Solving for Eigenvector and Eigenvalue

Compute $s_B$ and $s_W$ .

Compute $s_W^{-1}$ .

$\mathbf{w}(s_W^{-1}s_B - \lambdaI) = 0$ where $I$ is an identity matrix.

Solve $\text{det}(s_W^{-1}s_B - \lambda I) = 0$ to obtain $\lambda$ .

Substitute $\lambda$ into $\mathbf{w}(s_W^{-1}s_B - \lambda I) = 0$ to obtain $\mathbf{w}$ .

Numerical Example

Consider the following dataset

$\mathbf{x} = \begin{bmatrix} 5&2\\6&5\\7&3\\3&9\\5&11\\6&9 \end{bmatrix}$

$\mu_1=\begin{bmatrix} 6&3 \end{bmatrix}$

$\mu_2=\begin{bmatrix} 4.667&9.667 \end{bmatrix}$

$s^2_1 = \begin{bmatrix}1&0.5\\0.5&2.333 \end{bmatrix}$

$s^2_2 = \begin{bmatrix}2.333&0.333\\0.333&1.333 \end{bmatrix}$

$s_B=(\mu_1-mu_2)^T(mu_1-mu_2) = \begin{bmatrix}1.778&-8.444\\-8.444&40.111 \end{bmatrix}$

$s_W = s^2_1 + s^2_2 = \begin{bmatrix} 3.333&0.8333\\0.8333&3.666 \end{bmatrix}$

$s_W^{-1} = \begin{bmatrix} 0.318&0.072\\0.072&0.289 \end{bmatrix}$

$s_W^{-1}s_B = \begin{bmatrix} 1.176&-5.586\\-2.570&12.209 \end{bmatrix}$

Find $\lambda$ by solving $\mathbf{w}(s_W^{-1}s_B - \lambda I) = 0$ where $I$ is an identity matrix.

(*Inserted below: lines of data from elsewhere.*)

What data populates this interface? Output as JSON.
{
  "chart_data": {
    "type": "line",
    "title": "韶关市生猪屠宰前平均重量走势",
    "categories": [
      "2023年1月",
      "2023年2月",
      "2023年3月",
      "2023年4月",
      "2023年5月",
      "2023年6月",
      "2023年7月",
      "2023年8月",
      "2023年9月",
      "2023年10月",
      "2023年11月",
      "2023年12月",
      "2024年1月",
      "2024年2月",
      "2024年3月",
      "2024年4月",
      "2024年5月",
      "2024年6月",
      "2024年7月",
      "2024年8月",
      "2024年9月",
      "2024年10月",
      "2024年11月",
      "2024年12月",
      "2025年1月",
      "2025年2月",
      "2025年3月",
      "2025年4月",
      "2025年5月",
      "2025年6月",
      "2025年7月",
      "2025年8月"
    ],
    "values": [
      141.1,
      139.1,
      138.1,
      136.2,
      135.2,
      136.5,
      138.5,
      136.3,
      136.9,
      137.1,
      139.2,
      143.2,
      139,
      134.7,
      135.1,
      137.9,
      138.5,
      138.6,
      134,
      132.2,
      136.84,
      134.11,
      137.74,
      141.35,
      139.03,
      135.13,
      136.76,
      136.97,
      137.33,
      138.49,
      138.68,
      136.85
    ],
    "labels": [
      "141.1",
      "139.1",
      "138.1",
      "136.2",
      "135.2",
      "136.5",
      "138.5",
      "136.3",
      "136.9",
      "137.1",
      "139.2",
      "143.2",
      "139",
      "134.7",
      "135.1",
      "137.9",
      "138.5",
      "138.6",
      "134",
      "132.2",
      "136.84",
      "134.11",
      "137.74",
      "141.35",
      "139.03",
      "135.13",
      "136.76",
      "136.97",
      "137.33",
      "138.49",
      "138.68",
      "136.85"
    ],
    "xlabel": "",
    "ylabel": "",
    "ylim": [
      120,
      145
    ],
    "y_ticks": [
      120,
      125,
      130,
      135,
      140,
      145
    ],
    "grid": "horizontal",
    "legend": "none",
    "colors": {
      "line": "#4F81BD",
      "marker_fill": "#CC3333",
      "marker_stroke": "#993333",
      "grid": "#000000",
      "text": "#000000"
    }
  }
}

$\mathbf{w}(\begin{bmatrix} 1.176&-5.586\\-2.570&12.209 \end{bmatrix} - \lambda \begin{bmatrix}1&0\\0&1 \end{bmatrix})$

$\text{det}(\begin{bmatrix} 1.176-\lambda&-5.586\\-2.570&12.209-\lambda \end{bmatrix})=0$

$(1.176-\lambda)(12.209 - \lambda) - 14.356 = 0$

$\lambda^2 - 13.385\lambda + 0.002 = 0$

$\lambda_1 = 13.384$ and $\lambda_2 = 0.0015$

Substitute $\lambda_1=13.384$

$\begin{bmatrix} 1.176&-5.586\\-2.570&12.209 \end{bmatrix} \begin{bmatrix} w_1\\w_2 \end{bmatrix} = 13.384\begin{bmatrix} w_1\\w_2 \end{bmatrix}$

$1.176w_1 - 5.586w_2 = 13.384w_1$

$-2.57w_1 + 12.209w_2 = 13.384w_2$

$w1 = -\frac{5.586}{12.208}w2$

Let $w2=1$ , thus $w1=-\frac{5.586}{12.208}=-0.456$

$\mathbf{w}=\begin{bmatrix} -0.456\\1 \end{bmatrix}$

References

[1] R. A. Fisher, “The Use of Multiple Measurements in Taxonomic Problems,” Annals of Eugenics, vol. 7, no. 2, pp. 179–188, 1936, doi: 10.1111/j.1469-1809.1936.tb02137.x.

[2] A. M. Martinez and A. C. Kak, “PCA versus LDA,” IEEE Transactions on Pattern Analysis and Machine Intelligence, vol. 23, no. 2, pp. 228–233, Feb. 2001, doi: 10.1109/34.908974.